1966 yılında, Gence-Borçalı yöresinden göç etmiş bir ailenin çocuğu olarak Ardahan/Çıldır’da doğdu [merhume Anası (1947-10 Temmuz 2023) Erzurum/Aşkale; merhum Babası ise Ardahan/Çıldır yöresindendir]. 1984 yılında yapılan sınavda Gazi Üniversitesi İktisadi ve İdari Bilimler Fakültesi Maliye bölümünü kazandı. 1985 yılında Marmara Üniversitesi İktisadi ve İdari Bilimler Fakültesi Maliye bölümüne yatay geçiş yaptı ve 1988’de Marmara Üniversitesi İktisadi ve İdari Bilimler Fakültesi Maliye bölümünü birincilikle, Fakülteyi ise 11’inci olarak bitirdi.
1997 yılında Amerika Birleşik Devletleri’nin Denver şehrinde yer alan ‘Spring International Language Center’da; 65’inci dönem müdavimi olarak 2008-2009 döneminde Milli Güvenlik Akademisi’nde (MGA) eğitim gördü ve MGA’dan dereceyle mezun oldu. MGA eğitimi esnasında ‘Sınır Aşan Sular Meselesi’, ‘Petrol Sorunu’ gibi önemli başlıklarda bilimsel çalışmalar yaptı.
Türkiye’de Yatırımların ve İstihdamın Durumu ve Mevcut Ortamın İyileştirilmesine İlişkin Öneriler (Maliye Hesap Uzmanları Vakfı Araştırma Yarışması İkincilik Ödülü);
Türk Sosyal Güvenlik Sisteminde Yaşanan Sorunlar ve Alınması Gereken Önlemler (Maliye Hesap Uzmanları Vakfı Araştırma Yarışması İkincilik Ödülü, Sevinç Akbulak ile birlikte);
Kayıp Yıllar: Türkiye’de 1980’li Yıllardan Bu Yana Kamu Borçlanma Politikaları ve Bankacılık Sektörüne Etkileri (Bankalar Yeminli Murakıpları Vakfı Eser Yarışması, Övgüye Değer Ödülü, Emre Kavaklı ve Ayça Tokmak ile birlikte);
Türkiye’de Sermaye Piyasası Araçları ve Halka Açık Anonim Şirketler (Sevinç Akbulak ile birlikte) ve Türkiye’de Reel ve Mali Sektör: Genel Durum, Sorunlar ve Öneriler (Sevinç Akbulak ile birlikte) başlıklı kitapları yayımlanmıştır.

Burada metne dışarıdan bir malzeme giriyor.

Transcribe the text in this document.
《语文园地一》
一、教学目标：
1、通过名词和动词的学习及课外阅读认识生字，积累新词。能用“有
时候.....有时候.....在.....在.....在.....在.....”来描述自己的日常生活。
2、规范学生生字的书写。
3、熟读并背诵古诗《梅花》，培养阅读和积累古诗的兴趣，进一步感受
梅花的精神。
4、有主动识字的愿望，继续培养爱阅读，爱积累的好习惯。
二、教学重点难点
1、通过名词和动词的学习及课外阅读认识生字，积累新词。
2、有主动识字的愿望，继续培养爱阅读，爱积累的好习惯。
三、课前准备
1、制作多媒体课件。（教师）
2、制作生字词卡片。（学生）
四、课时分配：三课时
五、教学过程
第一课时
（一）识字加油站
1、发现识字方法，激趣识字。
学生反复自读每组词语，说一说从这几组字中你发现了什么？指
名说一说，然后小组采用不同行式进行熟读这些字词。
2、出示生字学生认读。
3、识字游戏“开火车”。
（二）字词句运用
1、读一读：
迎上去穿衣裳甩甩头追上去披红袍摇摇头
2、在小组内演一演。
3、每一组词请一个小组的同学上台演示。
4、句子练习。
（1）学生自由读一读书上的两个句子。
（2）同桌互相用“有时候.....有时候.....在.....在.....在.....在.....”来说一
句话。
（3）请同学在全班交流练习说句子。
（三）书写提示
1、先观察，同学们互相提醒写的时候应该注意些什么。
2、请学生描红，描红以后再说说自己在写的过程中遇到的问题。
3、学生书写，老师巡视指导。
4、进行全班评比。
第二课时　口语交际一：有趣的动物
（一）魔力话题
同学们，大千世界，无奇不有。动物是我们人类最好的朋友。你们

Anonim Şirketlerde Kâr Dağıtımı Esasları ve Yedek Akçeler (Bilgi Toplumunda Hukuk, Ünal TEKİNALP’e Armağan, Cilt I; 2003), Anonim Şirketlerin Halka Açılması (Muğla Üniversitesi İktisadi ve İdari Bilimler Fakültesi Tartışma Tebliğleri Serisi II; 2004) ile Prof. Dr. Saim ÜSTÜNDAĞ’a Vefa Andacı (2020), Cilt II, Prof. Dr. Saim Üstündağ’a İthafen İlmi Makaleler (2021), Prof. Dr. Saim Üstündağ’a İthafen İlmi Makaleler II (2021), Sosyal Bilimlerde Güncel Gelişmeler (2021), Ticari İşletme Hukuku Fasikülü (2022), Ticari Mevzuat Notları (2022), Bilimsel Araştırmalar (2022), Hukuki İncelemeler (2023), Prof. Dr. Saim Üstündağ Adına Seçme Yazılar (2024), Hukuka Giriş (2024) başlıklı kitapların bazı bölümlerinin de yazarıdır.
1992 yılından beri Türkiye’de yayımlanan otuza yakın Dergi, Gazete ve Blog’da 2 bin 500’ü aşan Telif Makale ve Telif Yazı ile tamamı İngilizceden olmak üzere Türkçe Derleme ve Türkçe Çevirisi yayımlanmıştır.
1988 yılında intisap ettiği Sermaye Piyasası Kurulu’nda (SPK) uzman yardımcısı, uzman (yeterlik sınavı üçüncüsü), başuzman, daire başkanı ve başkanlık danışmanı; Özelleştirme İdaresi Başkanlığı GSM 1800 Lisansları Değerleme Komisyonunda üye olarak görev yapmış, ayrıca Vergi Konseyi’nin bazı alt çalışma gruplarında (Menkul Sermaye İratları ve Değer Artış Kazançları; Kayıt Dışı Ekonomi; Özkaynakların Güçlendirilmesi) yer almış olup; halen başuzman unvanıyla SPK’da çalışmaktadır.
Hayatı dosdoğru yaşamak ve çalışkanlık vazgeçilmez ilkeleridir. Ülkesi ‘Türkiye Cumhuriyeti’ her şeyin üstündedir.